Like most payers, BCBSNC has found that it invests less than 10 percent in primary care but that primary care influences 80 percent of costs. To improve outcomes in that area, the insurer aims to more tightly integrate mental and behavioral health “both financially and from a care delivery model [perspective],” he said.
A Retail Focus
Conversely, Florida Blue has embraced a retail model as its market has shifted.
“When we look at things like Medicare [Advantage], Medicaid, and the Affordable Care Act [ACA], our membership today has dramatically moved to a retail-purchased membership in our business plan,” said Patrick Geraghty, CEO of Florida Blue and GuideWell.
Individual purchases of insurance plans now comprise more than half of the insurer’s revenue, he said. “So, we are very much in the retail business, which changes the way you think about your customer.”
The approach includes both high-tech and “low-tech” approaches. For instance, the insurer funds assisters to go to the homes of its Medicare Advantage enrollees to look for tripping hazards, like shag carpets or a lack of handrails, to prevent the falls that may precede rapid health declines in that population.
“That is very low-tech but goes a long, long way to keeping people healthy in the first place,” Geraghty said.
The company also has sought to fill what it viewed as a void of entities that aim to keep people healthy, as opposed to helping the sick get care.
The company has opened 21 retail centers to provide ongoing “personalized service” for its enrollees. When some in the media questioned whether such help could be more cost-effective if provided online, Geraghty noted that even Apple has needed retail stores.
“What about health care makes it actually something that these centers work for? [It’s] complex, personal, expensive, and people want to talk to people,” Geraghty said.
Among services that the retail centers offer are health risk assessments, clinician visits, and tailored health and wellness programs. The centers also offer senior seminars and nutrition seminars, and they rent space to community-based charitable groups.
The retail approach followed findings from the pre-ACA health insurance marketplace in Massachusetts, where shoppers would not buy services online until they went offline and got advice, he said.
The company views the traffic that the stores generate (350,000 unique customer visits in 2017) and customer satisfaction rates (92 percent) as signs of their success.
Crossover Efforts
There are numerous areas where the two insurers’ distinct efforts overlap.
For instance, BCBSNC has moved to provide online transparency data on costs and quality for 1,400 procedures. Such data is seen as key for a retail healthcare system to function.
“We fundamentally believe that we have to get data to consumers, to providers, and we have to view data transparency as a resource,” Conway said.
And Florida Blue has aggressively moved to improve the value offered by Florida providers by establishing its own care delivery operations. For instance, the insurer launched three urgent care clinics, including one across the street from a hospital ED with unusually high admission rates, Geraghty said.
“We started taking patients from the hospital, and the hospital had to change the way they were doing business,” Geraghty said. “We’ve changed the whole level in that marketplace by putting competition in place.”

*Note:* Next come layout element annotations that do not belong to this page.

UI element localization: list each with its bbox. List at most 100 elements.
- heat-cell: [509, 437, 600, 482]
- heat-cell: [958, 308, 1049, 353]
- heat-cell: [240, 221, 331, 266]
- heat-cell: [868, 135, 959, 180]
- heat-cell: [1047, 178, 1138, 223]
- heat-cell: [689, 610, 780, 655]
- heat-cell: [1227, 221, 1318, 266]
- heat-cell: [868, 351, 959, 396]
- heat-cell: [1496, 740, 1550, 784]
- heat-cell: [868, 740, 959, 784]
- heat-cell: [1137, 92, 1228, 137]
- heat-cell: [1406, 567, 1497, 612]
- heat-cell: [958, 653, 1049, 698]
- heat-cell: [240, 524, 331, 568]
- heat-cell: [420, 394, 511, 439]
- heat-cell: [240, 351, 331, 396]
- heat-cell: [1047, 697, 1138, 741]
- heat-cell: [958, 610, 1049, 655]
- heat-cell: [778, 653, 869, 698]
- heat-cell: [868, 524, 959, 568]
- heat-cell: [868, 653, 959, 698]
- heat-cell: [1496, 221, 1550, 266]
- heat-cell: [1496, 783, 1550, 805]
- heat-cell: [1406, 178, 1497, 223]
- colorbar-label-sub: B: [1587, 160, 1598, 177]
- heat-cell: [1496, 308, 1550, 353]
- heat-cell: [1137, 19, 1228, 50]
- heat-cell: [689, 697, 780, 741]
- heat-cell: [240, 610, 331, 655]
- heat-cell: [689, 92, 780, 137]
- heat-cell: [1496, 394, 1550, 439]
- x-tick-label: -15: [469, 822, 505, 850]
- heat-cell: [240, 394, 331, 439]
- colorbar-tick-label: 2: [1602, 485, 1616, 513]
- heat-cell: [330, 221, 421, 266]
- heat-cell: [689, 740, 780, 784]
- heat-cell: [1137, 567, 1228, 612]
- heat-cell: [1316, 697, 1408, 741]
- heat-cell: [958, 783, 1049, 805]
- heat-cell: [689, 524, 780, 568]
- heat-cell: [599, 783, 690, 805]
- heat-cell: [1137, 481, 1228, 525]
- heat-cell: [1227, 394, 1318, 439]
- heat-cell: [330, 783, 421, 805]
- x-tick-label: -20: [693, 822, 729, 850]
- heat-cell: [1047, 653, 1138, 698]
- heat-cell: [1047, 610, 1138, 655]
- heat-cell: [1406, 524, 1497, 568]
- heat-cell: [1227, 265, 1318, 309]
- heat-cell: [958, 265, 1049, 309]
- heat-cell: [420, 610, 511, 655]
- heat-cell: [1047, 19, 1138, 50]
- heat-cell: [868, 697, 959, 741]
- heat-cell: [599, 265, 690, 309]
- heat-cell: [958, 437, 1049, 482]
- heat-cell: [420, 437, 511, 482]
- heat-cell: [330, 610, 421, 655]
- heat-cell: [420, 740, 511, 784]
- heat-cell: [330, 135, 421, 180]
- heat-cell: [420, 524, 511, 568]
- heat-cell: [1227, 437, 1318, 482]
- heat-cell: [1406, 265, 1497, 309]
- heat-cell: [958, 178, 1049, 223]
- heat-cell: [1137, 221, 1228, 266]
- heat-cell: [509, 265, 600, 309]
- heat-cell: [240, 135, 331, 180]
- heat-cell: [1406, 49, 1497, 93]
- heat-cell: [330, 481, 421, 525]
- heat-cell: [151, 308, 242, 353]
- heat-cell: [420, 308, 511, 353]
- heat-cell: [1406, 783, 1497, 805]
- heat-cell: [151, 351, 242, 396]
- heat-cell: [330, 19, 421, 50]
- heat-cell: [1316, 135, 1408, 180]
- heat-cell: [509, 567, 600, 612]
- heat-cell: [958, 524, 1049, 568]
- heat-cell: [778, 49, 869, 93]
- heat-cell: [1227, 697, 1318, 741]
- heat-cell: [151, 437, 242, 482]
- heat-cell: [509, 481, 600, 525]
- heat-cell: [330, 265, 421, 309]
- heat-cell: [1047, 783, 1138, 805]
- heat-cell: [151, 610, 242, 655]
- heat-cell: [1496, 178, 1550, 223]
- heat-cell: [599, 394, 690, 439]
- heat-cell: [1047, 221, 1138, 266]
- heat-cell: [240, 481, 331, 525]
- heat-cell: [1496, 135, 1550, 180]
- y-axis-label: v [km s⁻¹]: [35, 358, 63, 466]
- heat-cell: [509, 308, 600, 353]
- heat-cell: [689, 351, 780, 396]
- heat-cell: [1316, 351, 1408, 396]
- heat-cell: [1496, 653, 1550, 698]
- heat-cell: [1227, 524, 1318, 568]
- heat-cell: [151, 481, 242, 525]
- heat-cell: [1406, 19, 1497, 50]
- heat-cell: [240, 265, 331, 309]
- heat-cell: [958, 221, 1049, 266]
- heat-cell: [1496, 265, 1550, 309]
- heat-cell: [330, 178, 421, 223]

Similarly, the insurer partnered with South American insurer Sanitas to build healthcare facilities in the costly South Florida marketplace. In the two years since those facilities opened, they have had 190,000 patients. The effect has been to push other providers in the area to become more efficient, drive costs down, and improve customer satisfaction, Geraghty said.
“It’s not just about competition among health plans; it’s about competition in the delivery system,” Geraghty said. “If you go across the United States and look at places where there is a dominant hospital that bought the medical facilities around them, they have the highest healthcare costs in the country. Competition in the delivery space actually drives just the opposite.”